Una fábula popular cuenta que, un día, los animales decidieron hacer una competencia para determinar quién de entre ellos era el mejor. Juntaron un león, un mono, un caballo, un delfín, un perro y a un pez, y discutiendo sobre cuál sería la manera más justa para elegir al ganador, concluyeron en que todos debían realizar la misma prueba: el que subiera en menos tiempo un árbol, ganaba.
Al principio esto podría parecer justo; sin embargo, pronto nos damos cuenta que no lo es. Resulta absurdo hacer competir a diferentes especies bajo una misma prueba. No se puede juzgar a alguien como inferior por no poder hacer algo para lo que no está hecho, mientras se ignoran las capacidades que si posee.
Durante décadas, la inteligencia se evaluó a través del modelo del coeficiente intelectual (IQ), que valoraba principalmente las habilidades lógico-matemáticas y lingüísticas. Sin embargo, en 1983, el psicólogo Howard Gardner propuso una visión más amplia y humana: la Teoría de las Inteligencias Múltiples. Según esta teoría, no existe solo una forma de inteligencia, sino al menos nueve maneras diferentes: espacial, naturalista, musical, lógico-matemática, existencial, interpersonal, intrapersonal, corporal o kinestésica y lingüística. Esta propuesta revolucionó la forma en que entendemos el aprendizaje al reconocer que cada persona tiene una manera única de gestionar el conocimiento.
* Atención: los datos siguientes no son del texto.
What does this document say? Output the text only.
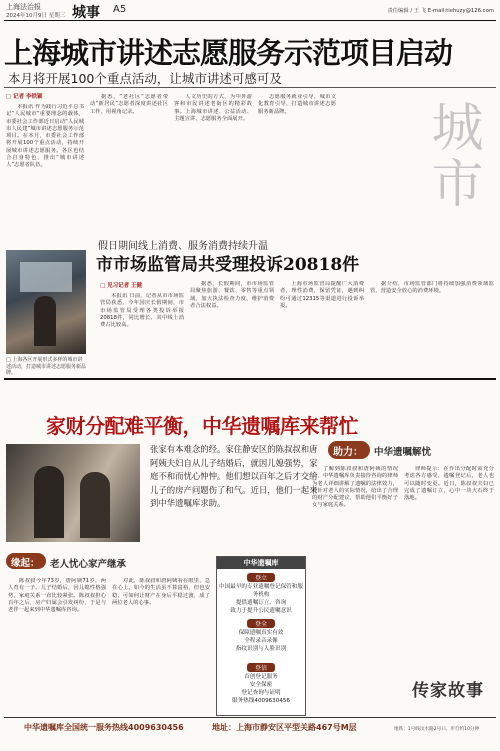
上海法治报
2024年10月9日 星期三 城事 A5	责任编辑 / 王 飞 E-mail:tiehuzy@126.com
上海城市讲述志愿服务示范项目启动
本月将开展100个重点活动，让城市讲述可感可及
□ 记者 李铁颖

本报讯 作为践行习近平总书记“人民城市”重要理念的载体，市委社会工作部近日启动“人民城市人民建”城市讲述志愿服务示范项目。在本月，市委社会工作部将开展100个重点活动，持续开展城市讲述志愿服务。各区也结合自身特色，推出“城市讲述人”志愿者队伍。

据悉，“老社区”志愿者带动“新居民”志愿者深度讲述社区工作，用视角记录。

人文历史的方式，为中外游客和市民讲述老街区的精彩故事。上海城市讲述、公益活动、主题宣讲、志愿服务全面展开。

志愿服务就业引导，城市文化教育引导，打造城市讲述志愿服务新品牌。	城市
□ 上海各区开展形式多样的城市讲述活动，打造城市讲述志愿服务新品牌。
假日期间线上消费、服务消费持续升温
市市场监管局共受理投诉20818件
□ 见习记者 王健

本报讯 日前，记者从市市场监管局获悉，今年国庆长假期间，市市场监管局受理各类投诉举报20818件，同比增长，其中线上消费占比较高。

据悉，长假期间，市市场监管局聚焦旅游、餐饮、零售等重点领域，加大执法检查力度，维护消费者合法权益。

上海市场监管局提醒广大消费者，理性消费，保留凭证，遇到纠纷可通过12315等渠道进行投诉举报。

据介绍，市场监管部门将持续加强消费领域监管，营造安全放心的消费环境。

家财分配难平衡，中华遗嘱库来帮忙
助力： 中华遗嘱解忧
张家有本难念的经。家住静安区的陈叔叔和唐阿姨夫妇自从儿子结婚后，就因儿媳强势，家庭不和而忧心忡忡。他们想以百年之后才交给儿子的房产问题伤了和气。近日，他们一起来到中华遗嘱库求助。
缘起： 老人忧心家产继承

陈叔叔今年73岁，唐阿姨71岁，两人育有一子。儿子结婚后，因儿媳性格强势，家庭关系一直比较紧张。陈叔叔担心百年之后，房产归属会引发纠纷，于是与老伴一起来到中华遗嘱库咨询。

对此，陈叔叔和唐阿姨看在眼里，急在心上。如今的生活虽不算富裕，但也安稳，可如何让财产在身后平稳过渡，成了两位老人的心事。

中华遗嘱库
登立
中国最早的专业遗嘱登记保管和服务机构
提供遗嘱订立、咨询
致力于提升公民遗嘱意识
登全
保障遗嘱真实有效
全程录音录像
指纹识别与人脸识别
登信
首创登记服务
安全保密
登记查询与证明
服务热线4009630456

了解到陈叔叔和唐阿姨的情况后，中华遗嘱库负责接待咨询的律师为老人详细讲解了遗嘱的法律效力，并针对老人的实际情况，给出了合理的财产分配建议，帮助他们平衡好子女与家庭关系。

律师提示：在作出分配时需充分考虑各方感受，遗嘱登记后，老人也可以随时变更。近日，陈叔叔夫妇已完成了遗嘱订立，心中一块大石终于落地。

传家故事
中华遗嘱库全国统一服务热线4009630456	地址：上海市静安区平型关路467号M层	地铁：1号线汶水路2号口，步行约10分钟
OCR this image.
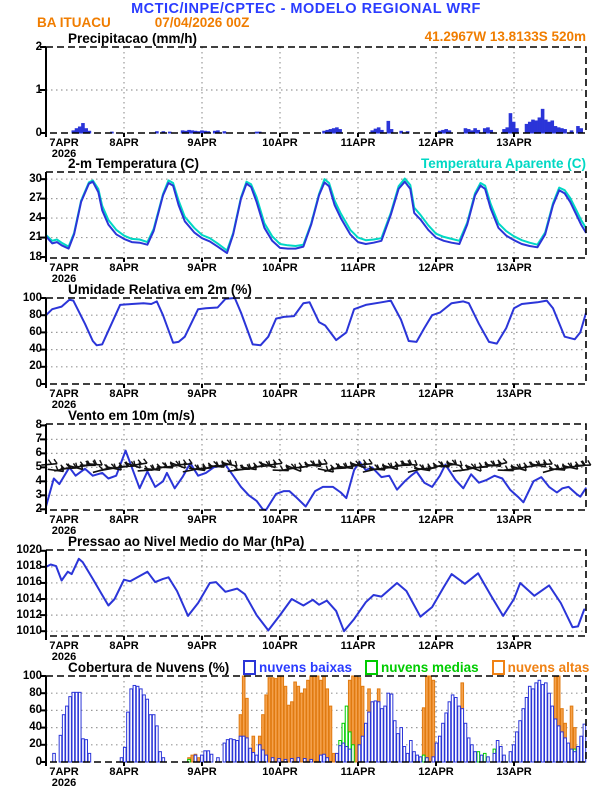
MCTIC/INPE/CPTEC - MODELO REGIONAL WRF
BA ITUACU	07/04/2026 00Z
41.2967W 13.8133S 520m
2
1
0
7APR
2026
8APR	9APR	10APR	11APR	12APR	13APR
30
27
24
21
18
7APR
2026
8APR	9APR	10APR	11APR	12APR	13APR
100
80
60
40
20
0
7APR
2026
8APR	9APR	10APR	11APR	12APR	13APR
8
7
6
5
4
3
2
7APR
2026
8APR	9APR	10APR	11APR	12APR	13APR
1020
1018
1016
1014
1012
1010
7APR
2026
8APR	9APR	10APR	11APR	12APR	13APR
100
80
60
40
20
0
7APR
2026
8APR	9APR	10APR	11APR	12APR	13APR
Precipitacao (mm/h)
2-m Temperatura (C)
Umidade Relativa em 2m (%)
Vento em 10m (m/s)
Pressao ao Nivel Medio do Mar (hPa)
Cobertura de Nuvens (%)
Temperatura Aparente (C)
nuvens baixas nuvens medias nuvens altas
La Teoría Triárquica de Robert Sternberg, identifica tres tipos de inteligencia: analítica, creativa y práctica. Esto implica que no solo es importante resolver problemas académicos, sino también la capacidad de adaptarse, innovar y afrontar los desafíos cotidianos. David Kolb aportó la noción de estilos de aprendizaje, reconociendo que mientras algunos aprenden mejor a través de la acción, otros lo hacen observando o reflexionando. Daniel Goleman introdujo el concepto de inteligencia emocional, destacando la importancia de reconocer y gestionar las emociones propias, y comprender las de los demás.
A pesar de estos avances, muchas instituciones educativas, laborales y sociales siguen operando bajo la lógica de la “competencia única”. Se espera que todos pasen por la misma prueba, sin considerar los talentos diversos, los contextos desiguales ni los distintos modos de aprender. Esto nos obliga a preguntarnos: ¿quién define esa prueba? ¿Y en función de qué criterios?
Es común que, en las escuelas, se apliquen los mismos exámenes a estudiantes con capacidades, contextos y recursos completamente distintos. Mientras unos tienen acceso a libros, tecnología y buena alimentación, otros enfrentan pobreza, inseguridad o desnutrición. Por tanto, no se evalúa la inteligencia real, sino la capacidad de adaptarse a un modelo que premia al “mejor trepador de árboles”, pero que invisibiliza a quienes podrían destacar en otras áreas.
Lo mismo suele ocurrir en algunos espacios laborales: entrevistas, métricas de productividad o evaluaciones estandarizadas, suelen estar diseñadas para un perfil específico, sin considerar otras formas de talento. Sin embargo, cuando las organizaciones reconocen la diversidad de inteligencias, descubren equipos más creativos, empáticos, comprometidos y capaces de generar soluciones innovadoras.
Quizá el problema no está en quienes no logran encajar en los sistemas, sino en que esos sistemas no reconocen ni aprovechan el potencial de las personas. Volviendo a la fábula: tal vez lo justo no era que todos subieran el árbol, sino que cada uno pudiera mostrar lo que mejor sabe hacer. La lección es clara: no todos nacimos para trepar árboles, y eso no nos hace menos valiosos.
En contextos como Ciudad Juárez, marcados por la desigualdad estructural, la violencia, la movilidad forzada y la informalidad, aplicar un único estándar a todas las personas no solo es ineficaz, sino una forma de violencia institucional. No podemos exigir que quienes nacen en contextos adversos compitan bajo las mismas reglas que quienes han tenido mejores condiciones.
Necesitamos una ciudad donde se valore la diversidad de talentos, con escuelas que, en lugar de medir con instrumentos estandarizados, permita a cada estudiante demostrar en que puede destacar. Espacios laborales donde además de la productividad, se reconozcan aspectos clave como la empatía, la creatividad y la colaboración.
Es importante transitar hacia un nuevo paradigma, dejando de preguntarse quién sirve para el sistema, y empiece a construir un sistema que sirva para todas y todos. Porque solo al reconocer y valorar la diversidad de inteligencias, podremos avanzar hacia una ciudad más justa, equitativa y humana, donde se aproveche plenamente el potencial de cada persona sin exclusiones ni barreras.